En el ámbito de la salubridad pública, este período no puede analizarse simplemente como una sucesión de administraciones ministeriales o estadísticas epidemiológicas aisladas. La salubridad en la República Dominicana de 1961 a 1966 fue un marco de batalla, tanto idéntico como figurado. Fue el dominio donde se enfrentaron las viejas prácticas clientelistas y autoritarias del trujillismo contra las nuevas aspiraciones de medicina social y derechos universales plasmadas en la Constitución de 1963.
Fue el marco donde una engendramiento de médicos, formados bajo el miedo o en el desarraigo, tomó las riendas de los hospitales y gremios para convertirlos en instrumentos de lucha política. Y, trágicamente, fue el marco de una refriega civil en 1965, donde los hospitales se convirtieron en trincheras y la medicina tuvo que improvisarse bajo el fuego de morteros y la vigilancia de tropas extranjeras.
La salubridad durante la época de Trujillo estuvo marcada por la construcción de centros de salubridad sin un criterio específico, sino por la condición del régimen y de la alabanza al ego del dictador. Así tenemos que hospitales importantes se construyeron sobre todo en la ciudad de Santo Domingo, entonces Ciudad Trujillo. Centros como el Hospital Marion, el Hospital Brioso, el Hospital Morgan o el Padre Billini daban servicios en la caudal; en Santiago se construyó el flamante Hospital Cabral Y Báez, y vemos en San Cristóbal, la ciudad donde nació Trujillo, la construcción y gran empuje al Hospital Pina, designado como el gran hospital del Sur.
Ese centro, cercano a la ciudad, tuvo sin incautación una gran importancia en la plazo de 1950 correcto a la gran cantidad de profesionales destacados que fueron designados para trabajar en aquel centro, con el objetivo de loar al dictador. Desde luego, la entorchado de esos profesionales en ese centro es más que encomiable, y contribuyeron mucho al exposición y modernización de nuestra medicina.
Mientras la caudal exhibía estos centros modernos, la existencia en las provincias y zonas rurales —donde residía la mayoría de la población— era desoladora. El sistema de dispensarios era insuficiente y dependía de la caridad o de misiones sanitarias esporádicas.
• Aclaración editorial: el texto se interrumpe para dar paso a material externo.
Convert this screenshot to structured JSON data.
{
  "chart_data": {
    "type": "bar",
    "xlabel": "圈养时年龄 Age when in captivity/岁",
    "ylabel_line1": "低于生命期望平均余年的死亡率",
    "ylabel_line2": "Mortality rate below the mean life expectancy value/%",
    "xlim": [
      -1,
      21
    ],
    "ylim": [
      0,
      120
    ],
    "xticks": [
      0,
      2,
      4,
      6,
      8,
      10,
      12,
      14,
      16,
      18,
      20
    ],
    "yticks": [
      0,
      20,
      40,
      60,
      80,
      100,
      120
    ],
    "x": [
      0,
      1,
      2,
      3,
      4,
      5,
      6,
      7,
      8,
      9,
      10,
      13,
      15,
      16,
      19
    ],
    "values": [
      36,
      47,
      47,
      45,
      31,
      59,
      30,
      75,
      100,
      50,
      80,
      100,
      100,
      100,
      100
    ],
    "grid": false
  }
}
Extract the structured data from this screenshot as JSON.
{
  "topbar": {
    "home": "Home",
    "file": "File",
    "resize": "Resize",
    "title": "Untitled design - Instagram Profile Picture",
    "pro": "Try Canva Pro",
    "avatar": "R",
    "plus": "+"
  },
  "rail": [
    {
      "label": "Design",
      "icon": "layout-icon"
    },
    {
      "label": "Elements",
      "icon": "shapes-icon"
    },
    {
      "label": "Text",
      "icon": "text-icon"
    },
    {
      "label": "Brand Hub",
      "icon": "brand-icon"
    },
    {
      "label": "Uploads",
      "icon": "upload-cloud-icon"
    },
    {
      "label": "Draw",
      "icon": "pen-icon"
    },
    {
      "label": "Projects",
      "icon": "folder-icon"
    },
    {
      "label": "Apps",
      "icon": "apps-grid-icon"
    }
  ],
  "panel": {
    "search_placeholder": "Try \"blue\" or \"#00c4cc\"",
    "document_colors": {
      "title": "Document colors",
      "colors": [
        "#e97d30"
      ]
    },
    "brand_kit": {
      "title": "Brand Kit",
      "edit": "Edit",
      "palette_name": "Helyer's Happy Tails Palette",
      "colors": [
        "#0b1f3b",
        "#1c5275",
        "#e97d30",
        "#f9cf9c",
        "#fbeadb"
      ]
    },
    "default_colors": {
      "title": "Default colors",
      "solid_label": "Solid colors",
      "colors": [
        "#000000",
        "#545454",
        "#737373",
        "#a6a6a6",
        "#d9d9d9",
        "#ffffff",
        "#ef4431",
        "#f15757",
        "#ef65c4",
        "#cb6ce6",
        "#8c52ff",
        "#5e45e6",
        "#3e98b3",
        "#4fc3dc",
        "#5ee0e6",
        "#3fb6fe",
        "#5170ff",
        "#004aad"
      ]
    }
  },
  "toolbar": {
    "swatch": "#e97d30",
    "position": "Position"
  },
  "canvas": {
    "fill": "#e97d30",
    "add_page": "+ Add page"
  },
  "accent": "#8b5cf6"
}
Las enfermedades infectocontagiosas como la malaria, la tuberculosis y la parasitosis intestinal hacían estragos en una población campesina sin llegada a agua potable, cuya esperanza de vida tan pronto como superaba los 46 abriles en 1960. La estructura administrativa, denominada Secretaría de Estado de Sanidad y Filantropía (y luego Previsión Social), funcionaba bajo un esquema erecto donde cada elección, desde el director de hospital hasta el conserje, pasaba por el filtro del Partido Dominicano.
Esto generó una burocracia sanitaria obediente pero ineficiente, donde el criterio técnico se subordinaba al político. Esto lo verificamos en muchos informes de diferentes estamentos que se contradecían y en estadísticas modificadas para que el régimen no se sintiera ofendido. Hay ejemplos como la inauguración de un mismo hospital en dos ocasiones, solo para satisfacer evacuación de propaganda del régimen.
De todos modos, se creó una estructura.
Desde luego, el 30 de mayo de 1961 cambió todo el panorama, y tras unos meses de contención se desató una crisis de gobernabilidad, correcto a la presión popular que pedía la destitución de todos los funcionarios, desde directores de hospitales a médicos o profesores vinculados al régimen de Trujillo.